Sunday, August 9, 2009

homesick

This is the first weekend that I have ever let Austin take Charlotte all weekend.  Brooklyn stays with Brandon every other weekend, and I thought I would get a routine going for them both. But Charlie is my baby. And I remember it being hard with Brooklyn. Yesterday, I felt refreshed and renewed... I had coffee with Vanessa and we talked from 9 -1 pm! I completely enjoyed every minute, and I was so glad that I could do it without my kids. It was so nice to shut off mom mode, and just be

By the evening, I missed Charlotte terribly. I went to a concert of a band that I love to see play. But I felt homesick for Charlotte and I didn't really want to be there. There I was, in my fabulous thrifted dress and cowgirl boots, perfect make-up, curly hair, and in the company of best friends, and I didn't want to be there! What was wrong with me? A night out with girlfriends and I want to go get my baby and go home?

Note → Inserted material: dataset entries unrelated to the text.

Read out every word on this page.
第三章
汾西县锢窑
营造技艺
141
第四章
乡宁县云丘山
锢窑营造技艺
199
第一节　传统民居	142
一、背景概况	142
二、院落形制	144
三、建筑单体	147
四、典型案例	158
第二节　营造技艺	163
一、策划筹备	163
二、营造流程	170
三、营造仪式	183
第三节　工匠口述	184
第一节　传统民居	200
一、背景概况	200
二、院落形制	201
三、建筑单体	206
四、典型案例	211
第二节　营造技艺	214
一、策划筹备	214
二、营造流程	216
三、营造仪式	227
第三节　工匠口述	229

I love being home with my girls. And sometimes it just takes a weekend apart to appreciate it all the more. One of my most favorite things of all, is peeking in their rooms at night and seeing them fast asleep and then crawling into my own soft warm bed... propping up the pillows, reading by my lamp light, with a cold diet pepsi or a hot coffee on my nightstand. The house is quiet. My quilt is perfect. I am alone and I love it. I spend time with God until my eyes get heavy. There isn't anything better than knowing your babies are safe and fast asleep just a few steps down the hall. In the moments of quiet I have snuggled in my bed, I absolutely love that I am not married. I love that time I have alone with God. I love taking up the whole bed while I sleep. But most of all, I love that I am learning to love exactly where I am in my life. (Years ago nights were when I felt the loneliest.)

Now, I have a whole slew of things that it would be great to have a husband for... that's another post.

We have kindergarten shots tomorrow. (And Charlotte is getting some too.) I am not looking forward to it. I have been telling Brooklyn that it hurts, but only for a minute. I told her if she could be brave that we would go pick out a toy. Stinkin kindergarten shots. Yuck!

I can't wait for my girls to come home.